Changes in the world economy and the price of oil mean that many countries across the Arab world will need to undergo significant changes in order to survive, and those that are doing so should be praised, Christine Lagarde, the managing director of the International Monetary Fund (IMF) told American network CNBC.
“These countries have gone through a massive transition. Those that were exporting oil have clearly seen a big drop in their growth rates. But those economies have to transition from an oil-fed economy to a more diversified, more inclusive, reformed economy,” Lagarde said at the World Government Summit in Dubai.
Some countries are ahead of the game, she described, while others are working on reforms. “But certainly, we will be seeing different countries in a few years’ time, given where the price of oil is likely to head.”
The IMF chief named some of the countries she felt deserved recognition for their reform efforts.
“If I look at what’s happening in Morocco for instance, this is very encouraging,” she said. “If we look at Egypt, which has gone through a really tough time, and where the Egyptian people have shown courage, and the Egyptian leader, courage — we have seen growth up more than 5 percent.”

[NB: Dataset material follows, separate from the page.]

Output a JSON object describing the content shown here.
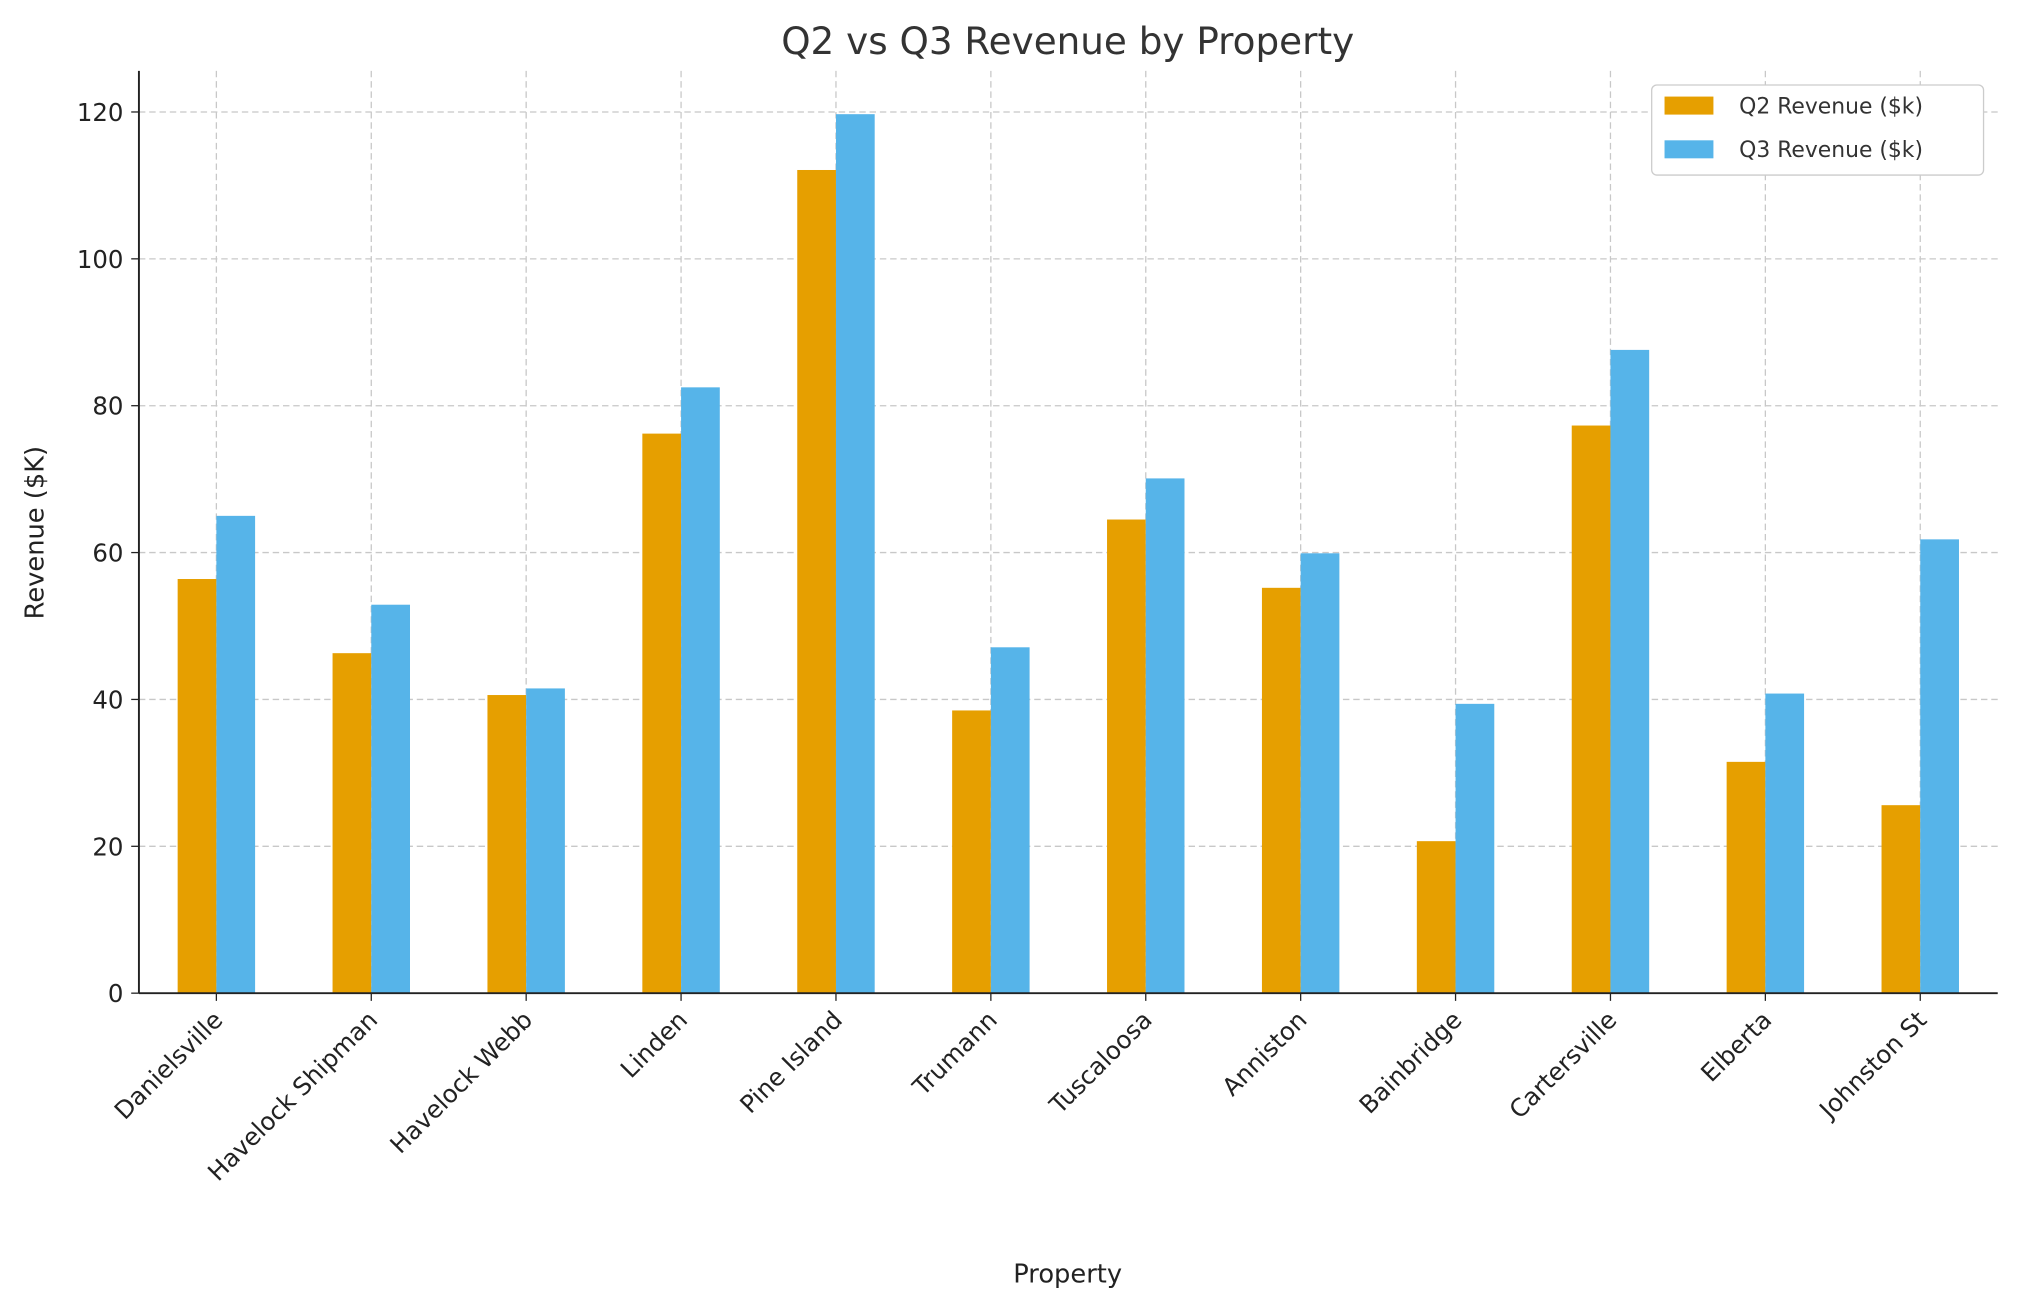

Egypt’s economy has been in crisis since the years following the Arab Spring, as domestic turmoil, terrorist attacks and an exploding population have hit valuable sectors like tourism and hurt the public sector’s ability to provide jobs and traditional benefits. In 2016, the IMF agreed to a three-year, $12 billion bailout program to support the country of 90 million.

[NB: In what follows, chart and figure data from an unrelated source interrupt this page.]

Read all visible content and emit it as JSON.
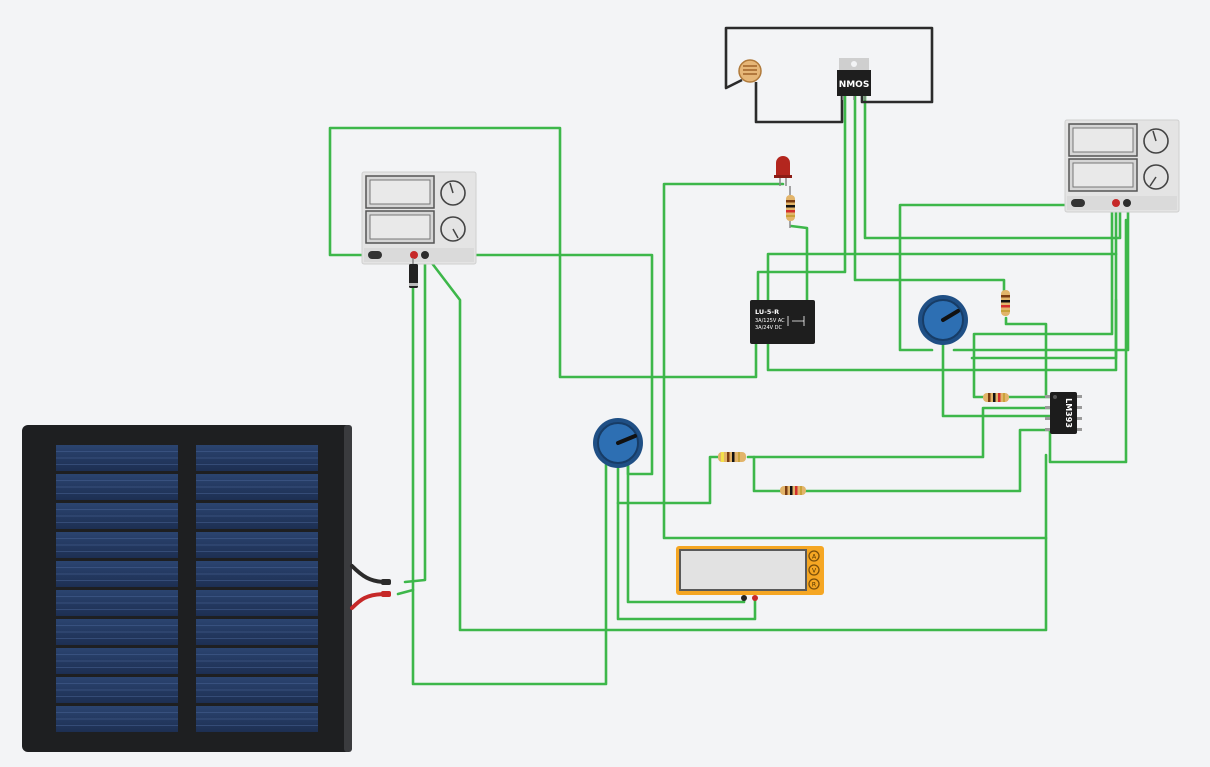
{
  "colors": {
    "canvas_bg": "#f3f4f6",
    "wire_green": "#3db74a",
    "wire_black": "#2b2b2b",
    "wire_red": "#d32f2f",
    "supply_body": "#e4e4e4",
    "solar_frame": "#1e1f21",
    "solar_cell": "#23375e",
    "multimeter_body": "#f5a623",
    "pot_body": "#2d6fb3",
    "led_red": "#b3261e",
    "relay_body": "#1e1e1e",
    "chip_body": "#1c1c1c"
  },
  "components": {
    "mosfet": {
      "label": "NMOS",
      "icon": "nmos-transistor-icon"
    },
    "relay": {
      "part": "LU-5-R",
      "rating_ac": "3A/125V AC",
      "rating_dc": "3A/24V DC"
    },
    "comparator": {
      "part": "LM393"
    },
    "supply_left": {
      "icon": "dc-power-supply-icon"
    },
    "supply_right": {
      "icon": "dc-power-supply-icon"
    },
    "solar_panel": {
      "icon": "solar-panel-icon"
    },
    "multimeter": {
      "icon": "multimeter-icon",
      "modes": [
        "A",
        "V",
        "R"
      ]
    },
    "photoresistor": {
      "icon": "photoresistor-icon"
    },
    "led": {
      "icon": "led-icon"
    },
    "potentiometers": {
      "icon": "potentiometer-icon"
    },
    "diode": {
      "icon": "diode-icon"
    },
    "resistors": {
      "icon": "resistor-icon"
    }
  }
}
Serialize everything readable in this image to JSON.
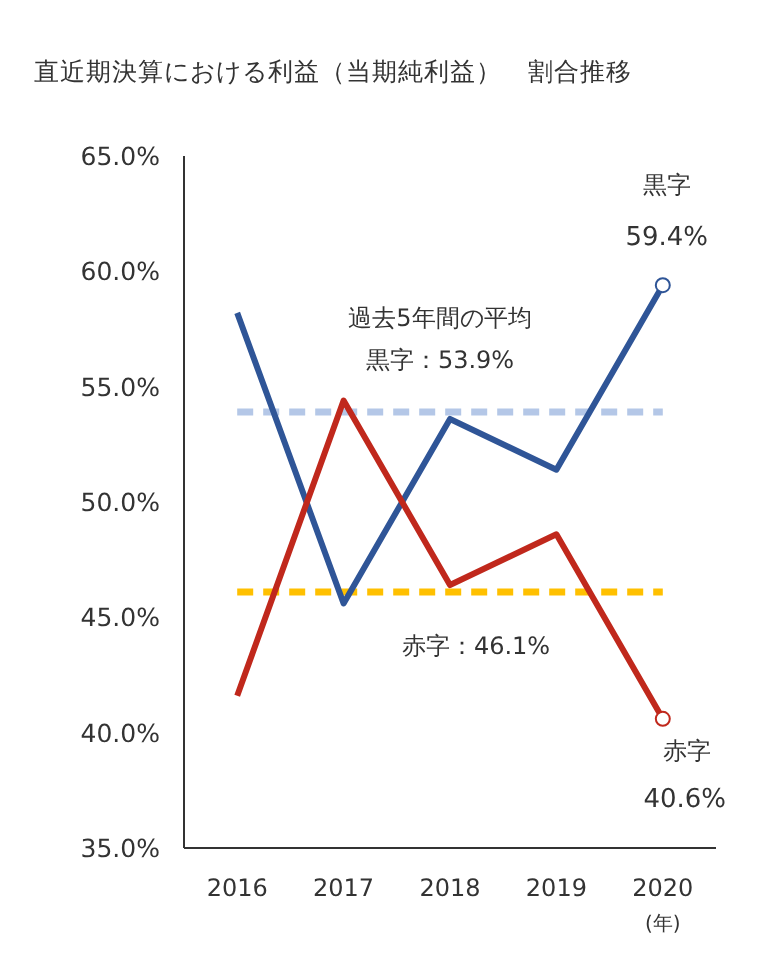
{
  "chart_data": {
    "type": "line",
    "title": "直近期決算における利益（当期純利益）　割合推移",
    "xlabel": "(年)",
    "categories": [
      "2016",
      "2017",
      "2018",
      "2019",
      "2020"
    ],
    "series": [
      {
        "name": "黒字",
        "color": "#2f5597",
        "values": [
          58.2,
          45.6,
          53.6,
          51.4,
          59.4
        ],
        "value_labels": [
          null,
          null,
          null,
          null,
          "59.4%"
        ]
      },
      {
        "name": "赤字",
        "color": "#c0281c",
        "values": [
          41.6,
          54.4,
          46.4,
          48.6,
          40.6
        ],
        "value_labels": [
          null,
          null,
          null,
          null,
          "40.6%"
        ]
      }
    ],
    "ylim": [
      35,
      65
    ],
    "yticks": [
      {
        "value": 35,
        "label": "35.0%"
      },
      {
        "value": 40,
        "label": "40.0%"
      },
      {
        "value": 45,
        "label": "45.0%"
      },
      {
        "value": 50,
        "label": "50.0%"
      },
      {
        "value": 55,
        "label": "55.0%"
      },
      {
        "value": 60,
        "label": "60.0%"
      },
      {
        "value": 65,
        "label": "65.0%"
      }
    ],
    "ref_lines": [
      {
        "axis": "y",
        "value": 53.9,
        "label": "黒字：53.9%",
        "color": "#b4c7e7",
        "line_style": "dashed"
      },
      {
        "axis": "y",
        "value": 46.1,
        "label": "赤字：46.1%",
        "color": "#ffc000",
        "line_style": "dashed"
      }
    ],
    "annotations": [
      "過去5年間の平均"
    ],
    "grid": false,
    "legend": false
  }
}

“Big stabilization in Egypt is going to give rise to benefits for the people,” Lagarde stressed. “And in all circumstances, whether it’s in Egypt, Jordan, Tunisia and all places we think of as difficult situations, we are very attentive that there be a social basis so that people who are at risk, people who are underprivileged, people who are exposed, have sufficient benefits to actually cope with the situation.”
Inflation in Egypt peaked at 35 percent in July 2017, a figure that’s dropped to 17 percent and is expected to reach 12 percent this year, according to the IMF. Egypt’s gross domestic product growth is also improving, projected to be 4.8 percent by July of this year, up from 3.5 percent in 2016.

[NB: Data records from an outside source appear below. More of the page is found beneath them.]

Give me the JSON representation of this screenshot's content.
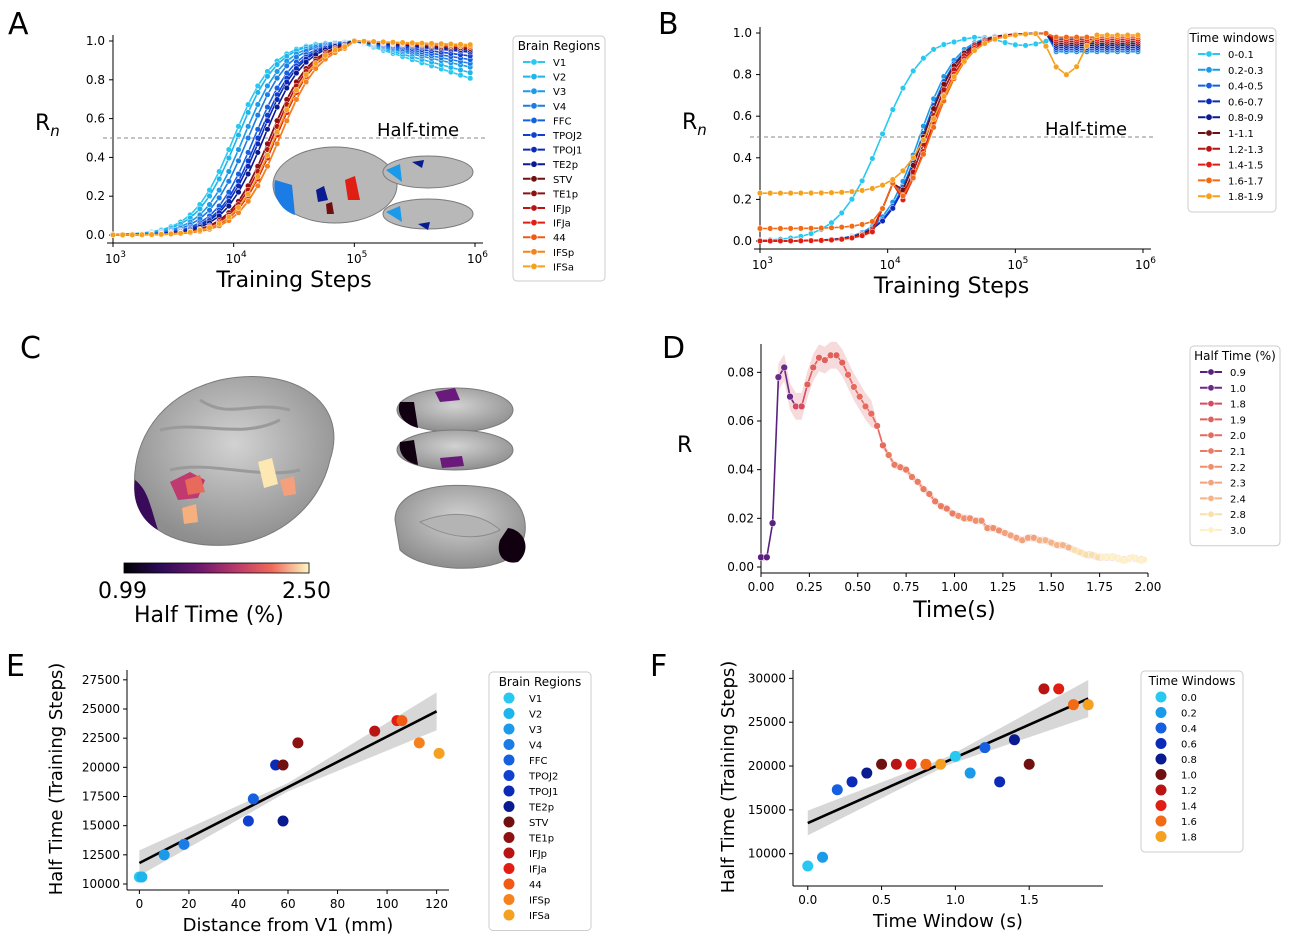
{
  "panel_labels": [
    "A",
    "B",
    "C",
    "D",
    "E",
    "F"
  ],
  "colors": {
    "regions": [
      "#28c8f0",
      "#1eb4ec",
      "#1a9ae8",
      "#1a7ce4",
      "#1560e0",
      "#1040d0",
      "#0c2ab8",
      "#0a1a90",
      "#701010",
      "#8e1010",
      "#b81414",
      "#e01e14",
      "#f25a14",
      "#f5821e",
      "#f5a01e"
    ],
    "windows": [
      "#28c8f0",
      "#1a9ae8",
      "#1560e0",
      "#0c2ab8",
      "#0a1a90",
      "#701010",
      "#b81414",
      "#e01e14",
      "#f26a14",
      "#f5a01e"
    ],
    "halftime": [
      "#5a2080",
      "#6a2a8a",
      "#d84a60",
      "#e0605c",
      "#e66a5e",
      "#ea7c64",
      "#ee906e",
      "#f2a27c",
      "#f4b48a",
      "#f8e0ac",
      "#fcf0c4"
    ]
  },
  "chart_data": [
    {
      "id": "A",
      "type": "line",
      "ylabel": "R_n",
      "xlabel": "Training Steps",
      "xscale": "log",
      "xlim": [
        1000,
        1000000
      ],
      "ylim": [
        0,
        1
      ],
      "yticks": [
        "0.0",
        "0.2",
        "0.4",
        "0.6",
        "0.8",
        "1.0"
      ],
      "annotation": "Half-time",
      "threshold": 0.5,
      "legend_title": "Brain Regions",
      "legend_position": "right",
      "series": [
        "V1",
        "V2",
        "V3",
        "V4",
        "FFC",
        "TPOJ2",
        "TPOJ1",
        "TE2p",
        "STV",
        "TE1p",
        "IFJp",
        "IFJa",
        "44",
        "IFSp",
        "IFSa"
      ],
      "midpoints_log10": [
        4.0,
        4.03,
        4.08,
        4.12,
        4.17,
        4.2,
        4.22,
        4.25,
        4.3,
        4.3,
        4.32,
        4.35,
        4.38,
        4.38,
        4.34
      ],
      "final_values": [
        0.8,
        0.83,
        0.86,
        0.88,
        0.9,
        0.92,
        0.94,
        0.95,
        0.96,
        0.96,
        0.97,
        0.97,
        0.97,
        0.97,
        0.98
      ]
    },
    {
      "id": "B",
      "type": "line",
      "ylabel": "R_n",
      "xlabel": "Training Steps",
      "xscale": "log",
      "xlim": [
        1000,
        1000000
      ],
      "ylim": [
        0,
        1
      ],
      "yticks": [
        "0.0",
        "0.2",
        "0.4",
        "0.6",
        "0.8",
        "1.0"
      ],
      "annotation": "Half-time",
      "threshold": 0.5,
      "legend_title": "Time windows",
      "legend_position": "top-right",
      "series": [
        "0-0.1",
        "0.2-0.3",
        "0.4-0.5",
        "0.6-0.7",
        "0.8-0.9",
        "1-1.1",
        "1.2-1.3",
        "1.4-1.5",
        "1.6-1.7",
        "1.8-1.9"
      ],
      "midpoints_log10": [
        3.95,
        4.25,
        4.27,
        4.28,
        4.3,
        4.28,
        4.3,
        4.32,
        4.35,
        4.38
      ],
      "start_values": [
        0.0,
        0.0,
        0.0,
        0.0,
        0.0,
        0.0,
        0.0,
        0.0,
        0.06,
        0.23
      ]
    },
    {
      "id": "C",
      "type": "colorbar",
      "label": "Half Time (%)",
      "min_label": "0.99",
      "max_label": "2.50"
    },
    {
      "id": "D",
      "type": "line",
      "ylabel": "R",
      "xlabel": "Time(s)",
      "xlim": [
        0,
        2.0
      ],
      "ylim": [
        0,
        0.09
      ],
      "xticks": [
        "0.00",
        "0.25",
        "0.50",
        "0.75",
        "1.00",
        "1.25",
        "1.50",
        "1.75",
        "2.00"
      ],
      "yticks": [
        "0.00",
        "0.02",
        "0.04",
        "0.06",
        "0.08"
      ],
      "legend_title": "Half Time (%)",
      "legend_position": "right",
      "legend": [
        "0.9",
        "1.0",
        "1.8",
        "1.9",
        "2.0",
        "2.1",
        "2.2",
        "2.3",
        "2.4",
        "2.8",
        "3.0"
      ],
      "x": [
        0.0,
        0.03,
        0.06,
        0.09,
        0.12,
        0.15,
        0.18,
        0.21,
        0.24,
        0.27,
        0.3,
        0.33,
        0.36,
        0.39,
        0.42,
        0.45,
        0.48,
        0.51,
        0.54,
        0.57,
        0.6,
        0.63,
        0.66,
        0.69,
        0.72,
        0.75,
        0.78,
        0.81,
        0.84,
        0.87,
        0.9,
        0.93,
        0.96,
        0.99,
        1.02,
        1.05,
        1.08,
        1.11,
        1.14,
        1.17,
        1.2,
        1.23,
        1.26,
        1.29,
        1.32,
        1.35,
        1.38,
        1.41,
        1.44,
        1.47,
        1.5,
        1.53,
        1.56,
        1.59,
        1.62,
        1.65,
        1.68,
        1.71,
        1.74,
        1.77,
        1.8,
        1.83,
        1.86,
        1.89,
        1.92,
        1.95,
        1.98
      ],
      "y": [
        0.004,
        0.004,
        0.018,
        0.078,
        0.082,
        0.07,
        0.066,
        0.066,
        0.075,
        0.082,
        0.086,
        0.085,
        0.087,
        0.087,
        0.084,
        0.079,
        0.074,
        0.07,
        0.066,
        0.063,
        0.058,
        0.05,
        0.046,
        0.042,
        0.041,
        0.04,
        0.037,
        0.035,
        0.032,
        0.03,
        0.027,
        0.025,
        0.024,
        0.022,
        0.021,
        0.02,
        0.02,
        0.019,
        0.019,
        0.016,
        0.016,
        0.015,
        0.014,
        0.013,
        0.012,
        0.011,
        0.012,
        0.012,
        0.011,
        0.011,
        0.01,
        0.009,
        0.009,
        0.008,
        0.007,
        0.006,
        0.005,
        0.005,
        0.004,
        0.004,
        0.004,
        0.004,
        0.003,
        0.003,
        0.004,
        0.003,
        0.003
      ],
      "color_index": [
        0,
        0,
        0,
        1,
        1,
        1,
        2,
        2,
        3,
        3,
        3,
        3,
        3,
        3,
        3,
        4,
        4,
        4,
        4,
        4,
        4,
        4,
        5,
        5,
        5,
        5,
        5,
        5,
        5,
        5,
        5,
        5,
        5,
        5,
        6,
        6,
        6,
        6,
        6,
        6,
        6,
        6,
        7,
        7,
        7,
        7,
        7,
        7,
        8,
        8,
        8,
        8,
        8,
        8,
        9,
        9,
        9,
        9,
        9,
        10,
        10,
        10,
        10,
        10,
        10,
        10,
        10
      ]
    },
    {
      "id": "E",
      "type": "scatter",
      "xlabel": "Distance from V1 (mm)",
      "ylabel": "Half Time (Training Steps)",
      "xlim": [
        -5,
        125
      ],
      "ylim": [
        10000,
        28000
      ],
      "xticks": [
        "0",
        "20",
        "40",
        "60",
        "80",
        "100",
        "120"
      ],
      "yticks": [
        "10000",
        "12500",
        "15000",
        "17500",
        "20000",
        "22500",
        "25000",
        "27500"
      ],
      "legend_title": "Brain Regions",
      "legend_position": "right",
      "legend": [
        "V1",
        "V2",
        "V3",
        "V4",
        "FFC",
        "TPOJ2",
        "TPOJ1",
        "TE2p",
        "STV",
        "TE1p",
        "IFJp",
        "IFJa",
        "44",
        "IFSp",
        "IFSa"
      ],
      "x": [
        0,
        1,
        10,
        18,
        46,
        44,
        55,
        58,
        58,
        64,
        95,
        104,
        106,
        113,
        121
      ],
      "y": [
        10600,
        10600,
        12500,
        13400,
        17300,
        15400,
        20200,
        15400,
        20200,
        22100,
        23100,
        24000,
        24000,
        22100,
        21200
      ],
      "fit": {
        "x0": 0,
        "y0": 11800,
        "x1": 120,
        "y1": 24800
      }
    },
    {
      "id": "F",
      "type": "scatter",
      "xlabel": "Time Window (s)",
      "ylabel": "Half Time (Training Steps)",
      "xlim": [
        -0.1,
        2.0
      ],
      "ylim": [
        7000,
        30500
      ],
      "xticks": [
        "0.0",
        "0.5",
        "1.0",
        "1.5"
      ],
      "yticks": [
        "10000",
        "15000",
        "20000",
        "25000",
        "30000"
      ],
      "legend_title": "Time Windows",
      "legend_position": "right",
      "legend": [
        "0.0",
        "0.2",
        "0.4",
        "0.6",
        "0.8",
        "1.0",
        "1.2",
        "1.4",
        "1.6",
        "1.8"
      ],
      "x": [
        0.0,
        0.1,
        0.2,
        0.3,
        0.4,
        0.5,
        0.6,
        0.7,
        0.8,
        0.9,
        1.0,
        1.1,
        1.2,
        1.3,
        1.4,
        1.5,
        1.6,
        1.7,
        1.8,
        1.9
      ],
      "y": [
        8600,
        9600,
        17300,
        18200,
        19200,
        20200,
        20200,
        20200,
        20200,
        20200,
        21100,
        19200,
        22100,
        18200,
        23000,
        20200,
        28800,
        28800,
        27000,
        27000
      ],
      "fit": {
        "x0": 0,
        "y0": 13500,
        "x1": 1.9,
        "y1": 27700
      }
    }
  ]
}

Still, the changes have hit many ordinary people hard — Egyptians saw record price increases in 2017 after the government allowed the national currency to float, which was also part of the IMF program.
Asked if these reforms were actually helping the population quickly enough, Lagarde acknowledged that an improvement in living standards doesn’t happen overnight, but that this was a necessary process.
“When you see inflation going down, when you see money coming back into the country, investors looking at Egypt as a good risk in which to set up new companies and create jobs, that’s the response,” she said.
“Of course, it’s not easy when you go through that process of reforms,” she added. “But when you see the light at the end of the tunnel, where prices are going to go down, where the social basis is there and where investments are coming to create jobs, I think that’s really encouraging.”